What Ancient Texts Can Teach Us About Technological Change
A study session with some Orthodox rabbis results in a few surprising insights about technology -- and how to be a better thinker in general

Recently I had an opportunity, thanks to Rabbi Mark Gottlieb and the smart and generous people at the Tikvah Fund, to speak with a group of Orthodox rabbis about religious reading. In the process I, surprisingly enough, learned something quite interesting about how to think about technology.
The other visitor to the group was the wise and learned Michael Fishbane of the University of Chicago, so I was the only Gentile in the room and the only person who couldn't read or speak Hebrew. Each of the sessions shifted rapidly back and forth between Hebrew and English, which meant that I would often have been utterly lost -- in sessions I wasn't leading -- had it not been for the kindness of those sitting around me, who would whisper translations of key terms or point me to online translations of the relevant Talmudic passages. Thanks to that assistance, I was able to follow the arguments fairly closely. Those were enlightening sessions indeed.
Near the end of the conference, Rabbi Jacob Schacter of Yeshiva University -- who had taught many of the men in the room and was affectionately called "Rebbe" -- led a session offering some Jewish reflections on the age of the internet. Though the men gathered for this conference were modern Orthodox, not the Haredim whom the media usually call "ultra-Orthodox," I immediately thought of the recent ultra-Orthodox rally in New York that focused on the dangers of the Internet. But Rabbi Schacter pursued these issues in a surprising and, to me, enlightening way.
Professor Fishbane and I had prepared some brief handouts to guide the participants in our sessions, but Rabbi Schacter had a rather more ambitious plan. After recommending Clay Shirky's recent books Here Comes Everybody and Cognitive Surplus -- he was speaking my language then -- he plopped before each of us a three-ring binder filled with photocopies of passages from a wide variety of rabbinical texts, most of them dealing with the proper preparation of a divorce decree, known as a get. (Anyone who has seen the movie A Serious Man will be familiar with the complexities of the get.)
This seemed a strange way to proceed, but I soon saw the sense of it, because traditionally a get had to be written by a sofer (scribe) according to a very strict protocol -- and with the rise of the printing press in the sixteenth century, debates ensued among rabbis about whether a printed get could ever be legitimate. This led in turn to a fascinatingly complex debate, chiefly focused on the Taz, a name that refers both to a book (the Turel Zahav) and its author (David HaLevi Segal, a seventeenth-century Polish rabbi). The Taz is itself a commentary on the Shulchan Aruch, written a century earlier in Safed by Rabbi Yosef Karo.
Rabbi Schacter took us on a virtuosic whirlwind tour of these texts, demonstrating that Karo, the Taz, and their successors became consumed by the question of what we might call the conditions of technological possibility.
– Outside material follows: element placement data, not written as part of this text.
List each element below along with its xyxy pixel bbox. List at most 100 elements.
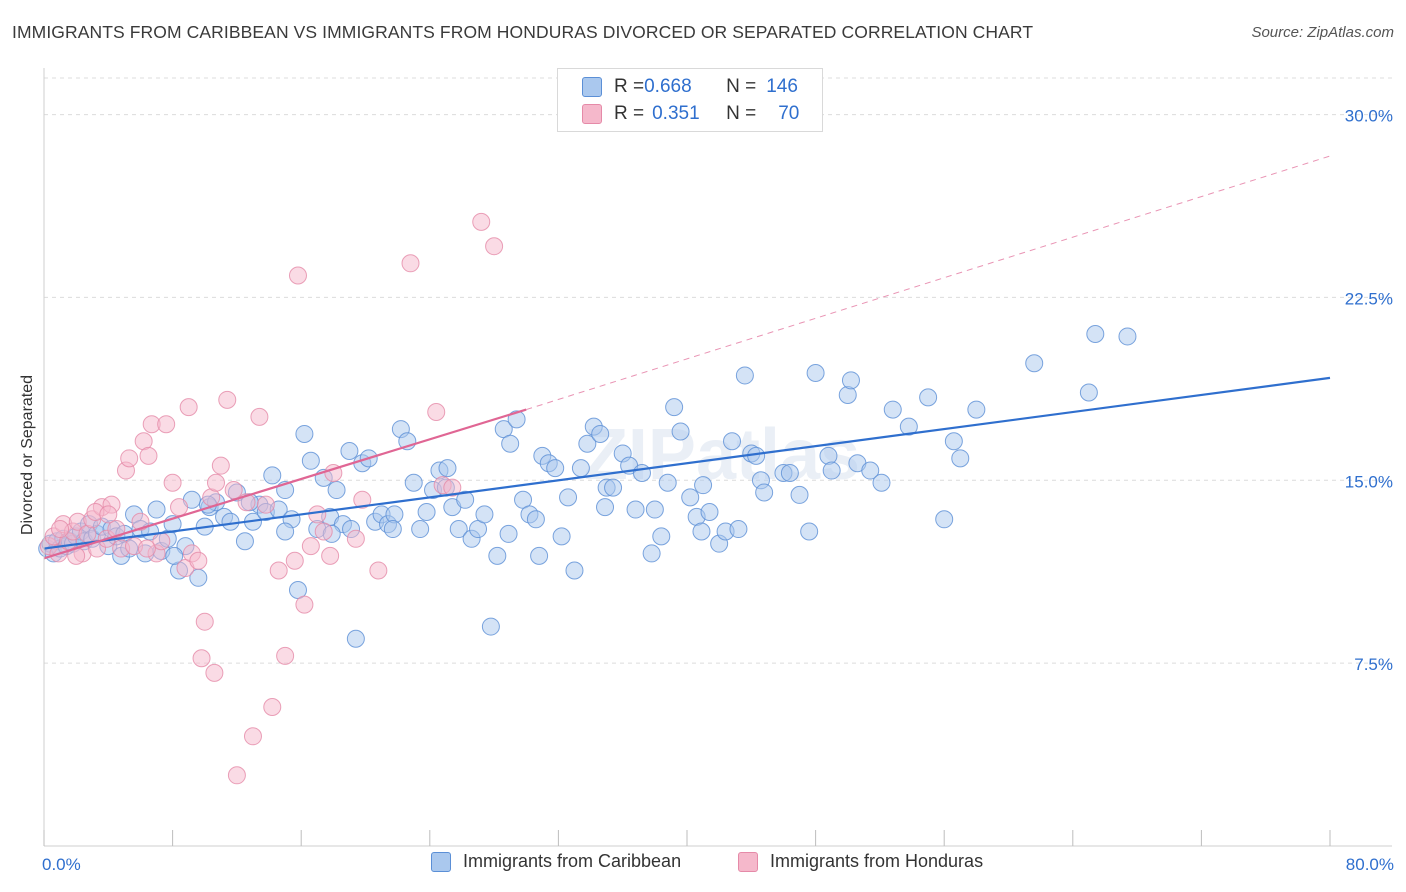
honduras-point [192, 649, 211, 668]
caribbean-point [301, 451, 320, 470]
caribbean-point [626, 500, 645, 519]
caribbean-point [632, 463, 651, 482]
series-legend: Immigrants from Caribbean Immigrants fro… [0, 851, 1406, 877]
caribbean-point [681, 488, 700, 507]
caribbean-point [327, 481, 346, 500]
honduras-point [346, 529, 365, 548]
caribbean-point [221, 512, 240, 531]
caribbean-point [565, 561, 584, 580]
caribbean-point [1079, 383, 1098, 402]
caribbean-point [530, 546, 549, 565]
caribbean-point [383, 520, 402, 539]
honduras-point [107, 520, 126, 539]
caribbean-point [652, 527, 671, 546]
caribbean-point [780, 463, 799, 482]
y-tick-label: 7.5% [1354, 655, 1393, 674]
caribbean-point [967, 400, 986, 419]
honduras-point [301, 537, 320, 556]
honduras-point [227, 766, 246, 785]
caribbean-point [822, 461, 841, 480]
honduras-point [269, 561, 288, 580]
caribbean-point [165, 546, 184, 565]
honduras-point [472, 212, 491, 231]
honduras-point [99, 505, 118, 524]
caribbean-point [1118, 327, 1137, 346]
legend-n-label: N = [726, 76, 757, 97]
caribbean-trendline [43, 376, 1331, 550]
caribbean-point [411, 520, 430, 539]
caribbean-point [546, 459, 565, 478]
caribbean-point [819, 446, 838, 465]
y-tick-label: 22.5% [1345, 289, 1393, 308]
caribbean-point [578, 434, 597, 453]
y-tick-label: 30.0% [1345, 107, 1393, 126]
caribbean-point [872, 473, 891, 492]
caribbean-point [147, 500, 166, 519]
caribbean-point [723, 432, 742, 451]
honduras-point [157, 415, 176, 434]
honduras-point [256, 495, 275, 514]
caribbean-point [417, 502, 436, 521]
legend-r-value: 0.351 [652, 103, 700, 124]
caribbean-point [295, 424, 314, 443]
caribbean-point [1086, 325, 1105, 343]
caribbean-point [263, 466, 282, 485]
honduras-point [224, 481, 243, 500]
caribbean-point [456, 490, 475, 509]
caribbean-point [944, 432, 963, 451]
honduras-point [189, 551, 208, 570]
caribbean-point [790, 485, 809, 504]
caribbean-point [526, 510, 545, 529]
honduras-point [308, 505, 327, 524]
caribbean-point [755, 483, 774, 502]
caribbean-point [404, 473, 423, 492]
legend-r-label: R = [614, 76, 645, 97]
legend-item-honduras[interactable]: Immigrants from Honduras [738, 851, 983, 872]
legend-label-honduras: Immigrants from Honduras [770, 851, 984, 871]
honduras-point [427, 403, 446, 422]
legend-item-caribbean[interactable]: Immigrants from Caribbean [431, 851, 681, 872]
legend-row-honduras: R = 0.351 N = 70 [582, 101, 799, 127]
caribbean-point [935, 510, 954, 529]
honduras-point [211, 456, 230, 475]
caribbean-point [481, 617, 500, 636]
caribbean-point [604, 478, 623, 497]
caribbean-point [501, 434, 520, 453]
caribbean-point [642, 544, 661, 563]
legend-swatch-caribbean [582, 77, 602, 97]
caribbean-point [841, 371, 860, 390]
honduras-point [131, 512, 150, 531]
honduras-point [205, 663, 224, 682]
caribbean-point [658, 473, 677, 492]
legend-r-label: R = [614, 103, 645, 124]
legend-swatch-caribbean [431, 851, 451, 872]
honduras-point [295, 595, 314, 614]
honduras-point [170, 498, 189, 517]
caribbean-point [488, 546, 507, 565]
caribbean-point [700, 502, 719, 521]
caribbean-point [346, 629, 365, 648]
x-tick-label: 0.0% [42, 855, 81, 874]
caribbean-point [507, 410, 526, 429]
caribbean-point [499, 524, 518, 543]
caribbean-point [806, 364, 825, 383]
legend-r-value: 0.668 [644, 76, 692, 97]
caribbean-point [729, 520, 748, 539]
honduras-point [401, 254, 420, 273]
y-axis-label: Divorced or Separated [19, 374, 36, 536]
caribbean-point [596, 498, 615, 517]
legend-n-value: 146 [766, 76, 798, 97]
caribbean-point [571, 459, 590, 478]
caribbean-point [559, 488, 578, 507]
correlation-legend: R = 0.668 N = 146 R = 0.351 N = 70 [557, 68, 823, 132]
caribbean-point [340, 442, 359, 461]
legend-n-value: 70 [778, 103, 800, 124]
honduras-point [218, 390, 237, 409]
caribbean-point [645, 500, 664, 519]
caribbean-point [1025, 354, 1044, 373]
honduras-point [120, 449, 139, 468]
legend-swatch-honduras [582, 104, 602, 124]
honduras-trendline-extension [526, 155, 1331, 411]
honduras-point [321, 546, 340, 565]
Why was there no printing press in the time of the Patriarchs, or of the sages of the Mishnah? Were these not great and wise men -- men who talked with God! -- who could have invented the printing press had they thought it appropriate to do so, or had God so instructed them? And was not their failure to do so an indication that the printing press is to be shunned? Some thought so, but others replied, no, not at all: The fact that these men were great sages who knew God did not mean that they could overleap the state of their own age. Technology develops incrementally in any given culture, and even the wisest men of God have no power to escape those conditions. Technological history and sacred history connect, and sometimes overlap, but are essentially distinct.
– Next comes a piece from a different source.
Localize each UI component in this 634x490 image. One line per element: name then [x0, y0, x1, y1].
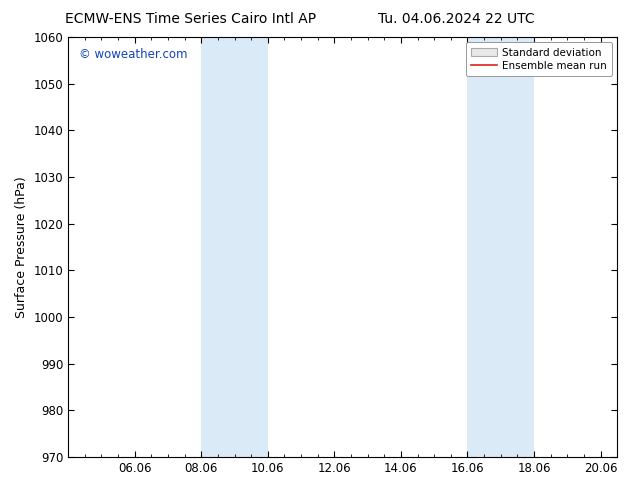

To open up this history of debate was Rabbi Schacter's chief purpose. He wasn't telling his fellow rabbis what to think about recent technological developments: he was teaching them how to think about such matters. The implicit argument of his presentation was simply that if Jewish leaders today are going to cope wisely with contemporary technological challenges and opportunities, they will need to think as seriously and as faithfully as their ancestors did about the printing press.
So the session was not concerned to answer particular questions but to provide intellectual equipment, and the distinctive kind of intellectual equipment that can be gained by taking your own tradition very seriously -- but not by believing that the answers our ancestors gave to the questions facing them can be directly imported to answer the very different questions facing us. Rather, Rabbi Schacter seemed to be saying, by entering into the conversation with those we admire from the past, we can practice the habits of mind we need in order to be discerning users of technology today. And that, it seems to me, is a lesson all of us could benefit from.